Un homme pour qui je n'éprouve pas de chagrin.
Un homme qui, à mes yeux, n'a jamais rien fait d'autre que semer la zizanie, créer des conflits, imposer sa vision des choses au monde entier.
Mon grand-père est mort. Demain soir, il reposera dans sa dernière demeure, comme on dit quand on est aimable. Moi, je dirai que demain soir, il sera au cimetière. Enterré. Dans une boîte en bois.

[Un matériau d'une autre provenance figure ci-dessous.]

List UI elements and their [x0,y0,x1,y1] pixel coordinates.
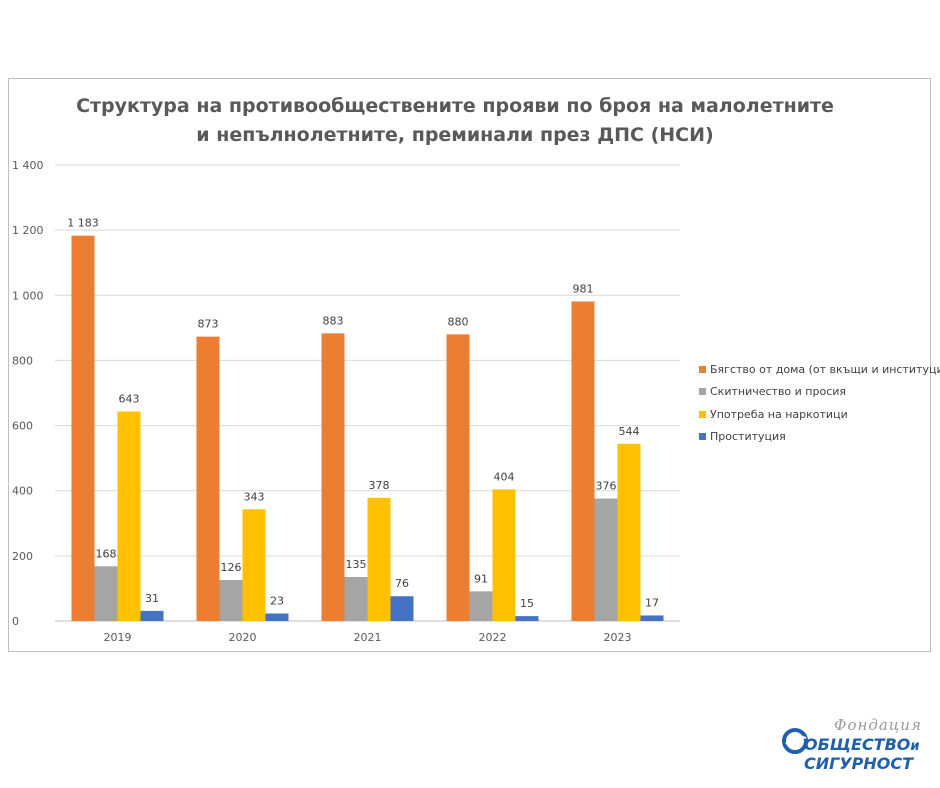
data-label: 880 [448,315,469,328]
data-label: 168 [96,547,117,560]
bar [265,613,289,621]
data-label: 378 [369,479,390,492]
bar [390,596,414,621]
legend-label: Проституция [710,430,786,444]
data-label: 873 [198,318,219,331]
data-label: 981 [573,282,594,295]
y-tick-label: 0 [12,615,19,628]
legend-swatch [699,365,706,373]
x-tick-label: 2021 [354,631,382,644]
chart-title: Структура на противообществените прояви … [40,92,870,150]
data-label: 126 [221,561,242,574]
bar [640,615,664,621]
legend-item: Скитничество и просия [699,381,940,404]
legend-label: Бягство от дома (от вкъщи и институции) [710,362,940,376]
bar [71,235,95,621]
logo-word-1: ОБЩЕСТВО [804,735,911,754]
bar [469,591,493,621]
y-tick-label: 600 [12,420,33,433]
data-label: 76 [395,577,409,590]
bar [617,443,641,621]
logo-word-suffix: и [910,739,920,754]
bar [492,489,516,621]
data-label: 23 [270,595,284,608]
data-label: 135 [346,558,367,571]
legend-item: Употреба на наркотици [699,403,940,426]
data-label: 343 [244,490,265,503]
x-tick-label: 2023 [604,631,632,644]
logo-line-1: ОБЩЕСТВОи [804,735,920,754]
data-label: 376 [596,480,617,493]
y-tick-label: 800 [12,354,33,367]
data-label: 1 183 [67,217,99,230]
bar [219,579,243,621]
y-tick-label: 200 [12,550,33,563]
data-label: 544 [619,425,640,438]
legend-item: Проституция [699,426,940,449]
legend-swatch [699,433,706,441]
bar [367,497,391,621]
logo-ring-icon [782,728,808,754]
y-tick-label: 400 [12,485,33,498]
bar [117,411,141,621]
logo-line-2: СИГУРНОСТ [804,754,914,773]
data-label: 17 [645,596,659,609]
legend-item: Бягство от дома (от вкъщи и институции) [699,358,940,381]
x-tick-label: 2022 [479,631,507,644]
chart-title-line-1: Структура на противообществените прояви … [76,95,834,117]
bar [571,301,595,621]
x-tick-label: 2020 [229,631,257,644]
data-label: 31 [145,592,159,605]
data-label: 643 [119,393,140,406]
data-label: 15 [520,597,534,610]
data-label: 404 [494,470,515,483]
y-tick-label: 1 400 [12,159,44,172]
y-tick-label: 1 200 [12,224,44,237]
data-label: 883 [323,314,344,327]
legend-label: Скитничество и просия [710,385,847,399]
x-tick-label: 2019 [104,631,132,644]
bar [446,334,470,621]
bar [321,333,345,621]
bar [140,610,164,621]
legend-swatch [699,410,706,418]
chart-title-line-2: и непълнолетните, преминали през ДПС (НС… [196,124,714,146]
logo-foundation-word: Фондация [834,716,922,734]
bar [594,498,618,621]
legend-label: Употреба на наркотици [710,407,848,421]
bar [94,566,118,621]
chart-legend: Бягство от дома (от вкъщи и институции) … [699,358,940,448]
bar [242,509,266,621]
bar [515,616,539,621]
y-tick-label: 1 000 [12,289,44,302]
foundation-logo: Фондация ОБЩЕСТВОи СИГУРНОСТ [782,716,932,776]
bar [196,336,220,621]
legend-swatch [699,388,706,396]
bar [344,577,368,621]
data-label: 91 [474,572,488,585]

Mais avant. Avant, il y aura l'enterrement, les obsèques. Cette cérémonie pleine d'hypocrisie où sa générosité, son ordre, sa déontologie, son humour vont être célébrés. Une cérémonie où l'on encensera un homme dont la mort me touche moins que celle de certains patients. Une cérémonie où les pleurs des autres risquent malgré moi de faire monter des larmes à mes yeux qui espèrent rester secs.
Témoigner ne serait-ce qu'une once de chagrin pour lui m'angoisse. Je ne veux pas pleurer. Je ne veux pas que l'on s'imagine que je l'aimais.
Demain, il faudra affronter des cousins larmoyants car proches de lui. Il faudra rester en place dans une église froide, vêtue de vêtements sombres quand je voudrai mettre du rouge. Un rouge feu, pour évoquer ma révolte contre cet homme qui a menti. Longtemps. Trop longtemps. Des mensonges que je n'oublierai pas. Des mensonges qui ont fait du mal à sa propre fille, à la chair de sa chair, à ma propre mère.
Demain, il faudra ne pas revivre en songes l'enterrement de mes autres grands-parents, de mes vrais papis et mamies. De ceux que j'aimais comme une petite fille, qui me donnaient des sucreries et me prenaient sur leurs genoux. Il faudra y aller comme on va à un rendez-vous quelconque. Ne pas angoisser. Essayer de détendre les muscles du dos qui manifestent ma colère interne.
Mon grand-père est mort. Et sa mort sonne la fin d'une époque. Et sa mort sonne le début d'une époque.